Bei aller Automatisierung bleibt die Verantwortung beim Menschen, stellt Pöllmann klar: „Am Ende braucht es immer einen Verantwortlichen, und das kann nicht die Maschine sein. Dadurch wird vor allem die Rolle des Menschen in der KI-Transformation maßgeblich gestärkt.“ Wer einen Agenten verantwortet, müsse dessen Ergebnisse kontrollieren, ihn testen und etwa bei der Abkündigung eines KI-Modells nachjustieren. „Damit bekommt jeder in gewisser Weise eine Führungsaufgabe“, so Pöllmann. 

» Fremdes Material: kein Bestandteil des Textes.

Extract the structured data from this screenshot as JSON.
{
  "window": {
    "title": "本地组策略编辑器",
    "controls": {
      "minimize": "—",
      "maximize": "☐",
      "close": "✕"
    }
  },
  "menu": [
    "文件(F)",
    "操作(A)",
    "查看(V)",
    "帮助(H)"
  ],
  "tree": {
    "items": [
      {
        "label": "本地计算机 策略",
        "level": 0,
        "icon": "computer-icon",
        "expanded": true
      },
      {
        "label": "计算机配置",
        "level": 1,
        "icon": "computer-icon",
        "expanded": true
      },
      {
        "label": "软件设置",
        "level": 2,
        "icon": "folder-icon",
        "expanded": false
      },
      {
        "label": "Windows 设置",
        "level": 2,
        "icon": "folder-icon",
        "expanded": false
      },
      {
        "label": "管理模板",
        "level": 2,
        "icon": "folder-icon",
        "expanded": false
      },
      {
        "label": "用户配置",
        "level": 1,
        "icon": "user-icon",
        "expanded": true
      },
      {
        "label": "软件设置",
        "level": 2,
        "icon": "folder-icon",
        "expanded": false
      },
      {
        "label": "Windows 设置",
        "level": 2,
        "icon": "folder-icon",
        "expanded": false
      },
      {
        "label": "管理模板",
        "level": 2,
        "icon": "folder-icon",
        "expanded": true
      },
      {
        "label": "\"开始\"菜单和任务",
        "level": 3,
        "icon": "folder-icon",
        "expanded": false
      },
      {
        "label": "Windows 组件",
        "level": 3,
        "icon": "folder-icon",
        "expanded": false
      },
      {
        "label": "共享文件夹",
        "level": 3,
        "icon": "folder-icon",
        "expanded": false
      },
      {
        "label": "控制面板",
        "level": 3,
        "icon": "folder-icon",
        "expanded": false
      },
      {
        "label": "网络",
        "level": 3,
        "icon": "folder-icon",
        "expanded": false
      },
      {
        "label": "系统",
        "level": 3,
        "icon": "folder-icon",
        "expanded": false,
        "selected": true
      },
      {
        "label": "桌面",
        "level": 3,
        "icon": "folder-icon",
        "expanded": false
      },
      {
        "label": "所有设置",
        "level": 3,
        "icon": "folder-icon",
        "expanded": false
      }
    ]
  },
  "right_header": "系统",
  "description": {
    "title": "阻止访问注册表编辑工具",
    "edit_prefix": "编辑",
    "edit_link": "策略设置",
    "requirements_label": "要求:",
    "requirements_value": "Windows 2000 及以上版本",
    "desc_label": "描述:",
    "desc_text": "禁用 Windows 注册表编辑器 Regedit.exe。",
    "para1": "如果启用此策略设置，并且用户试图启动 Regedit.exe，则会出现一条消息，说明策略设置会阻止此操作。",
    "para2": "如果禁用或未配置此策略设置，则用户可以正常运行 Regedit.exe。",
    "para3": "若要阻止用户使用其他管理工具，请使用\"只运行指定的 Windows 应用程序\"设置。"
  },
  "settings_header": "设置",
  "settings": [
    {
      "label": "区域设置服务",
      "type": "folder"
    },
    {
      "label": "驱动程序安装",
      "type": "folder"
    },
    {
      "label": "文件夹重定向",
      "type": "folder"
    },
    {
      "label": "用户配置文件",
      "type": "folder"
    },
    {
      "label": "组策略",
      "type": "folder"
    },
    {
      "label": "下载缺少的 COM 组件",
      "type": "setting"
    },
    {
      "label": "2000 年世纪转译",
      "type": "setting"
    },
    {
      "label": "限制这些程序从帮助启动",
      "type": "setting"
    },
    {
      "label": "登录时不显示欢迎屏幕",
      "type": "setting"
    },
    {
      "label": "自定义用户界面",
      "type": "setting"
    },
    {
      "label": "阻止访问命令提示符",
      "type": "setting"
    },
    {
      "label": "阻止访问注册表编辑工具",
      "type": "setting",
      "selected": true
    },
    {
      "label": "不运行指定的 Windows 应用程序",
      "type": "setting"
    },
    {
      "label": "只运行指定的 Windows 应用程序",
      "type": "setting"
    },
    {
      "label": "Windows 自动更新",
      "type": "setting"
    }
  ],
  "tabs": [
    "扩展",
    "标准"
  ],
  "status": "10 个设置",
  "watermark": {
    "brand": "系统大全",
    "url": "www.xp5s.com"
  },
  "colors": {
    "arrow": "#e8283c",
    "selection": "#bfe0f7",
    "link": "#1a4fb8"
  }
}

Um den Rollenwandel greifbar zu machen, ließ Viessmann die Mitarbeiter:innen ein eigenes „Role Canvas“ ausfüllen: Was bleibt an Verantwortung beim Menschen, wenn KI-Agenten übernehmen? Das habe viel Verständnis für die Transformation geschaffen, auch bei jenen, deren Berufsbild sich am stärksten verändert. Denn das klassische Profil eines Investmentbankers werde sich fundamental drehen, so Pöllmann. Die Betroffenen hätten das Thema allerdings „sehr gut aufgeschnappt und zeigen große Begeisterung dafür“. 

iteratec: „Die Unschärfe reduzieren“ 

Auf der Umsetzungsseite steht mit iteratec ein Software-Dienstleister, der seit 30 Jahren Individualsoftware entwickelt und sich zunehmend auf KI-Transformation fokussiert. „Unser eigenes Geschäft ändert sich aktuell selbst radikal aufgrund von KI“, sagt Michael Maier, Director Austria von iteratec. Das Unternehmen setzt Multi-Agenten-Projekte unter anderem bei Banken um und hat mit dem Recycling-Konzern Ragn-Sells ein neues Recyclingverfahren auf Basis KI-gestützter Materialanalysen entwickelt. Das Viessmann-Projekt sei „mitunter eines der spannendsten, das wir gerade machen dürfen“, so Maier: „Das nimmt sicher eine Vorreiterrolle ein.“ 

Die Kunst liege darin, schnell voranzukommen und trotzdem verlässliche Resultate zu liefern: „Du musst die Unschärfe so weit reduzieren, dass du dort, wo es wichtig ist, belastbare Ergebnisse hast, mit denen du arbeiten kannst“, sagt Maier. Viessmann kam über einen klassischen Anbieterauswahlprozess zu iteratec. Ausschlaggebend sei das Team gewesen, so Pöllmann: „Ein sehr professionell aufgestelltes Team mit High-End-AI-Capabilities. Die Entwickler sind fast AI-native unterwegs.”